The City boss may have been without a clutch of key performers, as they looked to progress World Cup ambitions, including newly-recruited Newcastle United defender Grant Hanley, but there was plenty of evidence that defensive drills were a key feature for the Colney crew who remained behind in Norfolk.
Farke restored fit-again Timm Klose to his side and furnished a leaky backline with the added armour of Alex Tettey and league debutant Tom Trybull, operating in a new-look protective midfield. The effect was immediate and reassuring for those on and off the pitch who have had to endure an alarming early concession rate.
Birmingham may have dominated possession but it was the Canaries who controlled proceedings.
City looked well-drilled and disciplined out of possession and with the mobile focal point of Nelson Oliveira and the pacy thrusts of Josh Murphy and later Yanic Wildschut a danger on the break.
Norwich worked as a collective from front to back. There was clarity and a sense of purpose, underpinned by the attitude shift Farke himself had publicly demanded in the build-up.
The Canaries looked anything but a soft touch. The oceans of space afforded the likes of Villa and Millwall when City sloppily turned over the ball were completely absent. Birmingham had plenty of set-piece opportunities to probe for that residual weakness but here again you could see the fruits of hard work on the training pitches. There was still clear evidence of zonal marking but a far heightened sense of personal responsibility and a desire to attack balls as they came into Angus Gunn’s penalty area. One need only compare and contrast the drastically reduced workload on the Manchester City starlet either side of the international break to assess the success of this aggressive policy revision.

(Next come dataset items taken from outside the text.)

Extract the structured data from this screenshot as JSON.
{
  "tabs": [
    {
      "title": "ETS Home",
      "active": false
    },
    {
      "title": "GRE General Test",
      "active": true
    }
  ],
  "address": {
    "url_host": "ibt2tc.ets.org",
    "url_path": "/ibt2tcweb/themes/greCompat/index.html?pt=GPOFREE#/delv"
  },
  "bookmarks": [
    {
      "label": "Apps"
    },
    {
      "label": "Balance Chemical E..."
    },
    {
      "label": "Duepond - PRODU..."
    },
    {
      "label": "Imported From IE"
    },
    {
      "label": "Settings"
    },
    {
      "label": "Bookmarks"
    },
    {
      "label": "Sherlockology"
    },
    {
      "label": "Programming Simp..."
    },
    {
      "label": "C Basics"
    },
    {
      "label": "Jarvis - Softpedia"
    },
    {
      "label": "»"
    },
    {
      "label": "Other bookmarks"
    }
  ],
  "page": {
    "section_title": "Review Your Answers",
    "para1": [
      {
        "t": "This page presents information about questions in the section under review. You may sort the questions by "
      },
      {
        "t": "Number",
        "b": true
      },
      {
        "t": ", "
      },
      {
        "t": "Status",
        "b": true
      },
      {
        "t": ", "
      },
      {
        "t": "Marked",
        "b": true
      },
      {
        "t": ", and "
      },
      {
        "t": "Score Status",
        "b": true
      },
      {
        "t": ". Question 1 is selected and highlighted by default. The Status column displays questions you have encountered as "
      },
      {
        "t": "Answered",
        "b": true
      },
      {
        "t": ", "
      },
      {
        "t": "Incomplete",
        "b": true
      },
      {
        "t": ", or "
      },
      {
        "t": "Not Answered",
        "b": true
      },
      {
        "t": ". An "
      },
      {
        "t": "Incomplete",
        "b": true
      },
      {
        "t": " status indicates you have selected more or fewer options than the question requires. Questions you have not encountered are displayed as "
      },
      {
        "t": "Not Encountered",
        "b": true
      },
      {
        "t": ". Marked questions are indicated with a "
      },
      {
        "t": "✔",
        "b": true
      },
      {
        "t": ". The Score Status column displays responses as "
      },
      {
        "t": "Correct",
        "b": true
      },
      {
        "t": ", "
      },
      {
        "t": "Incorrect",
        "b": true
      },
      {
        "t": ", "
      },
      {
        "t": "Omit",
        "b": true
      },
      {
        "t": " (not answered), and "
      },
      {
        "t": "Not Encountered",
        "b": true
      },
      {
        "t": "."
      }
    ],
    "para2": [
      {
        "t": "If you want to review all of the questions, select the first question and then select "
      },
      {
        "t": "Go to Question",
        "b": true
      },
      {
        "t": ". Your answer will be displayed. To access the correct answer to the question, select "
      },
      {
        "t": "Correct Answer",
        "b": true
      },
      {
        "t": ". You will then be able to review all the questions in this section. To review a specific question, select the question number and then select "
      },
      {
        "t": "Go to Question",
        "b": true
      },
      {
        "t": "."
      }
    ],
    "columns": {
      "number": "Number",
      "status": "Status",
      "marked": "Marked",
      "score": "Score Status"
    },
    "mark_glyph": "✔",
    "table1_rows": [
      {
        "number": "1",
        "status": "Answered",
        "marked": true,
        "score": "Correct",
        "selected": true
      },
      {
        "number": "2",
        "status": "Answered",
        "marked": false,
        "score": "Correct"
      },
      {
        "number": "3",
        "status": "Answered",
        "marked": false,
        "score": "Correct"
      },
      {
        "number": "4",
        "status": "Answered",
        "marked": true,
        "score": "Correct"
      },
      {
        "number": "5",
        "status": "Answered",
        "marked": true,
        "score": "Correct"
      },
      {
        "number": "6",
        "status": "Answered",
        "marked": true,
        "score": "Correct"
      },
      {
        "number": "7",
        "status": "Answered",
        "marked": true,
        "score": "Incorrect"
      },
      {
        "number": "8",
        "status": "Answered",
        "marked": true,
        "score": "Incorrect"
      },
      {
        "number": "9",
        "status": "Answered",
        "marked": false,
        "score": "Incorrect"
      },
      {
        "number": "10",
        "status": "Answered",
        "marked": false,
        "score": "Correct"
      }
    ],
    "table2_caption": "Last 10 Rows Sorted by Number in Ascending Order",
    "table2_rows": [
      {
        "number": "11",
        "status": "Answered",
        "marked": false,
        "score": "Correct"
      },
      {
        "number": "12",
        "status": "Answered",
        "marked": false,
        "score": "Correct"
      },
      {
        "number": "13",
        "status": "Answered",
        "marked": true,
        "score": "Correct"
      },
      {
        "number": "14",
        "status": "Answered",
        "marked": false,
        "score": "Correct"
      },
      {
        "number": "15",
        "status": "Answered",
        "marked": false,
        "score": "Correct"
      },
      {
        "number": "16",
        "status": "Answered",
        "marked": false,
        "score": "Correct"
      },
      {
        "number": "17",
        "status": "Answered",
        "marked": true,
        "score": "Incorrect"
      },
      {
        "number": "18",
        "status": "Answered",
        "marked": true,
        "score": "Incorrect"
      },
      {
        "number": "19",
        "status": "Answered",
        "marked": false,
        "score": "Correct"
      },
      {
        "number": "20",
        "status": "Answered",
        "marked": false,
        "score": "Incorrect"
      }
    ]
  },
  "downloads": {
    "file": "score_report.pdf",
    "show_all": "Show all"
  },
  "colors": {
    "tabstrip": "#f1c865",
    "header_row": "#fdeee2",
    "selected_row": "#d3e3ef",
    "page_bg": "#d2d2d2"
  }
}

The pay-off against Harry’s boys was three points and a precious clean sheet but it should also carry longer lasting effects.
This should be the template and the path to further gains and upward mobility.
Farke was quick to sound a note of caution in the aftermath, as he savoured a win that must have felt so distant in the wake of unfolding horrors at the Den. Norwich need to retain the tactical flexibility, the willingness to shuffle personnel and formations, to deal with different rivals and different challenges.
Burton, one can reasonably predict, will not head to Carrow Road this week looking to dominate the ball or operate in such an expansive fashion. City will need to refine the Birmingham blockade to prevail but that should not be beyond either Farke or a squad who must draw strength and confidence from the manner of their composed victory.
Even in the fraught final moments, as Redknapp went for broke and the blue shirts flooded forward, there was a calmness and an assurance to the hosts in defence, woven around the commanding figure of Klose.
Christoph Zimmermann appeared to tap into the power source alongside him as he visibly grew into the contest. Marco Stiepermann may fail to convince as a defensively-minded left-back but he possesses both the physical presence and experience to quickly understand what is required in the cut and thrust of the English Championship.
Farke’s bravery to broker such a healthy degree of change in personnel and approach bodes well from here on in.
As his troops back-pedalled and swiftly succumbed at Villa Park and then the Den there was a gnawing sense the German was reluctant to alter philosophical course. Much has been made of the desire to dominate territory and possession in order to engineer the control he clearly feels is essential to enduring success, whether it is in Germany or his latest career posting.
Yet City’s head coach delivered his own emphatic statement against Birmingham in the way he solved this latest conundrum. With deeper, richer resources now at his disposal that first, uncomfortable phase of the development cycle may be at an end. We await what lies in store next.